Detective Marklin did look up then, eyebrow raised. He stared at Sam as if he were looking into her, searching for whether she was made of muscle and bone, grit and smarts, or just a whole lot of stuffing with window dressing. He grunted. “Well, I guess we’ll see about that soon enough, Reilly. You’ve had twice as many arrests as the average officer out there, and I have no doubt you’ve made the masculinity shrivel out of the balls of more than a few of them. But being a detective takes more than nabbing purse-snatchers and breaking up bar fights.”
“I play nice with—”
“Save it, Reilly. I’m submitting the paperwork for your promotion. The chief will, of course, have the final say. And lest you think otherwise, I’m not doing because of your record, your gender, or any other reason that might be going through that young, untested brain of yours.”
He leaned forward, a vein in his forehead pulsating. A steely gaze had returned t
o his eyes, this time with a glimmer that almost looked maniacal, and he wasn’t backing down. “So, let me make this abundantly clear to you, Reilly... Sam, is it?”
“It’s Samanth—”
“It’s whatever I deem appropriate to call you, if you want to work homicides.” He slammed his palms against the desk. “This is my turf, and we do things my way, which means you do what I say when I tell you to do it.” He sat back in his chair, his boil dying down to a simmer. “How’s that work for you?”

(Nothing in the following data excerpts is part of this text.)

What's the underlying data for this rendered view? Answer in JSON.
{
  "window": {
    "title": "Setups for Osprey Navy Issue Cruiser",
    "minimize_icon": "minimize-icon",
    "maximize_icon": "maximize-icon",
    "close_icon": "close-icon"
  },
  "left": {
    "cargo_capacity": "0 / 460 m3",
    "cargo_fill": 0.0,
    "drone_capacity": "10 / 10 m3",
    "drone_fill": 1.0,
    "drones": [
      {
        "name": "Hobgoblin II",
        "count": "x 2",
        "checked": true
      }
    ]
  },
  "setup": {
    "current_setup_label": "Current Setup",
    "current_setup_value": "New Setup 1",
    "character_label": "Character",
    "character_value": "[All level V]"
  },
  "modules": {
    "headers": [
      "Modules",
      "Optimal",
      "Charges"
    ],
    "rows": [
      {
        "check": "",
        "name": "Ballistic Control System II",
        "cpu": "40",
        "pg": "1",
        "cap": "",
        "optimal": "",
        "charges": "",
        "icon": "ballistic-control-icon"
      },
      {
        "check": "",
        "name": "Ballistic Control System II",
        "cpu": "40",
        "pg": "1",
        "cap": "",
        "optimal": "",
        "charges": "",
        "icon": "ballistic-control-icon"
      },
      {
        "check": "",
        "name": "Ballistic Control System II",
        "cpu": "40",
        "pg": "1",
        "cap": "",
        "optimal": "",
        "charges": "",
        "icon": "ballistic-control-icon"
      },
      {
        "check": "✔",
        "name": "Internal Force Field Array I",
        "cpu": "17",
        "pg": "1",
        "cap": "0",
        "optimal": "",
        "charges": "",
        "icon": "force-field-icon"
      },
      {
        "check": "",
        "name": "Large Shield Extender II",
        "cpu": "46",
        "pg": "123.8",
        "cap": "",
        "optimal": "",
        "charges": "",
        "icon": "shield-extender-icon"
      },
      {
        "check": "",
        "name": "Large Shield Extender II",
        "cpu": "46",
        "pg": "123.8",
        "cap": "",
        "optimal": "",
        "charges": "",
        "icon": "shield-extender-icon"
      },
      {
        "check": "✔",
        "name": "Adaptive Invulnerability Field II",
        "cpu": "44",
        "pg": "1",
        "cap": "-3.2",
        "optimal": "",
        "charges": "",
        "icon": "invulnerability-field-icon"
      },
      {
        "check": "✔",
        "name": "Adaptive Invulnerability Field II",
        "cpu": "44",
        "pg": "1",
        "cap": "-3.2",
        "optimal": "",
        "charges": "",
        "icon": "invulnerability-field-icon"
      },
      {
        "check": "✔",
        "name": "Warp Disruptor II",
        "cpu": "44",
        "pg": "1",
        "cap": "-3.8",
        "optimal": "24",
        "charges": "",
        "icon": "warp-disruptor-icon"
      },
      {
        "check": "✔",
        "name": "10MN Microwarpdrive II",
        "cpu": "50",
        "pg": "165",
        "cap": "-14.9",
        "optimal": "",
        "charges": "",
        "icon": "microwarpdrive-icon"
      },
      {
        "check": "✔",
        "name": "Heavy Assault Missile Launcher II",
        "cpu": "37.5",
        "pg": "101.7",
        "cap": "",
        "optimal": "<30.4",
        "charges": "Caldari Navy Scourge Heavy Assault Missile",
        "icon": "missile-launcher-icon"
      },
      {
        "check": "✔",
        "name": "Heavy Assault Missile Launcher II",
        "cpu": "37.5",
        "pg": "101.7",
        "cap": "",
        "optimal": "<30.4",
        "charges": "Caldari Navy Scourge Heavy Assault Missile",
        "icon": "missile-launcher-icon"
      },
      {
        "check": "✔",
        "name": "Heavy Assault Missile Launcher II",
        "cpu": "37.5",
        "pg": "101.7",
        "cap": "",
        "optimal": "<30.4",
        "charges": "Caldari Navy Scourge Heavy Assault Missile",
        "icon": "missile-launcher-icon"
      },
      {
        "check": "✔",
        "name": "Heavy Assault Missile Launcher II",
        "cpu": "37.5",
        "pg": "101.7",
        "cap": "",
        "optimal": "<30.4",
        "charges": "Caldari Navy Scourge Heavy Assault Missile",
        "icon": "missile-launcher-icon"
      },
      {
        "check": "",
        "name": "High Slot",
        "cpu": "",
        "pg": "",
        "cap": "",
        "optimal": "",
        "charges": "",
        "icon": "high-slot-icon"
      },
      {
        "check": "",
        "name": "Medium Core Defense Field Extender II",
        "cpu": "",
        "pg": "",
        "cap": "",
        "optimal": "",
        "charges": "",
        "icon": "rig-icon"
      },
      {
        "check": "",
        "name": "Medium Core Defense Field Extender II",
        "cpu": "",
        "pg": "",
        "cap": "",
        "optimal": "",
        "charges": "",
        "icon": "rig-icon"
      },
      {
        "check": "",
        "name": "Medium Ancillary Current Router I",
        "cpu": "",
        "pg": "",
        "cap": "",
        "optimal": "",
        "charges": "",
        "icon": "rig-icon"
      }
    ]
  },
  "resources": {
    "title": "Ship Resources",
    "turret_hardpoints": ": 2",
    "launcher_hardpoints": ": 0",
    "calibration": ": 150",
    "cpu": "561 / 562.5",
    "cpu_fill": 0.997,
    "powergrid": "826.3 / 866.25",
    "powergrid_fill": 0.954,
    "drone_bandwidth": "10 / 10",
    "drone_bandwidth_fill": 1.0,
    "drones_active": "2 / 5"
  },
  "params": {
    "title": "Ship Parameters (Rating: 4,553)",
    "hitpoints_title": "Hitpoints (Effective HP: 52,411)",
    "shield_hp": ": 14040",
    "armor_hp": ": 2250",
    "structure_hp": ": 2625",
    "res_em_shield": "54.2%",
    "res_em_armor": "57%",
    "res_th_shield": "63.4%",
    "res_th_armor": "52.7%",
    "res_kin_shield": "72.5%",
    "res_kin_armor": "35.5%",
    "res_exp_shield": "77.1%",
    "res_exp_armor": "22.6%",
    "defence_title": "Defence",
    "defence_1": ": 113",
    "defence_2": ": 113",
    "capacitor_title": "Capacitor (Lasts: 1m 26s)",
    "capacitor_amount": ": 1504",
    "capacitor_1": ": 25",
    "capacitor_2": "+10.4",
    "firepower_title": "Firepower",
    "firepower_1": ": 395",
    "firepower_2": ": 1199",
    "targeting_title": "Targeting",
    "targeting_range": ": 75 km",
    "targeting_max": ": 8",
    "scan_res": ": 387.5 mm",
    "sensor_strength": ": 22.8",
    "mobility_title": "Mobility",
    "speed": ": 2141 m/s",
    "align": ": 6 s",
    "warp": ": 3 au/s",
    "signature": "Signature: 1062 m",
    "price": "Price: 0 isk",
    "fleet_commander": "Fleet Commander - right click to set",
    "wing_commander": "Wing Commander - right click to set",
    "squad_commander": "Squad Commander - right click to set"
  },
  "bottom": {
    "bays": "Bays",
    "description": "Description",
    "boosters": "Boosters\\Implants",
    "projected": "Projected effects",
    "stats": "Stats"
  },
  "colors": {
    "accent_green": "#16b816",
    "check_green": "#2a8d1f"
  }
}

Sam sat up straight and didn’t hesitate. “Works perfectly, sir.”
“You’ve shown great aptitude and probably deserve to make detective, but you weren’t my first choice or even my second. Metcalf and Rogers both have seniority. A dozen others understand precinct politics better than you do. But you don’t go in for that sort of thing, do you, Reilly?”
“I—”
“It was a rhetorical question.” He fixed his terrible glare on her, his mouth set into a scowl. “The truth of the matter is this—I do not want another partner.” He tapped his finger against the desk to emphasize each word. “I’m only recommending you for two reasons. One, Jocelyn—” Detective Marklin’s voice broke on his former partner’s name. He swallowed then cleared his throat. “Detective Beaudette would have wanted me to. She saw potential in you. Me, though, I think you’re an arrogant SOB, kind of like that fucking Fed you’ve probably seen taking up our precinct space with his holier-than-thou attitude.” He muttered something Sam barely caught, “A whole lot of good he’s been.”
She kept her face expressionless even as she considered how many officers in the precinct thought Detective Marklin was an arrogant SOB. Figuring even a modest defense of her character might come off as too proud and offer affirmation to his opinion, she clamped her mouth shut.
“To boot, you’ve got a chip on your shoulder as big as the Rock of Gibraltar. Think the whole damn world owes you something. Well, the world doesn’t owe you or me or any one of us a damn thing.” His eyes glazed over, and he looked past Sam. “Nah. We want something, we’ve got to do what it takes to get it.”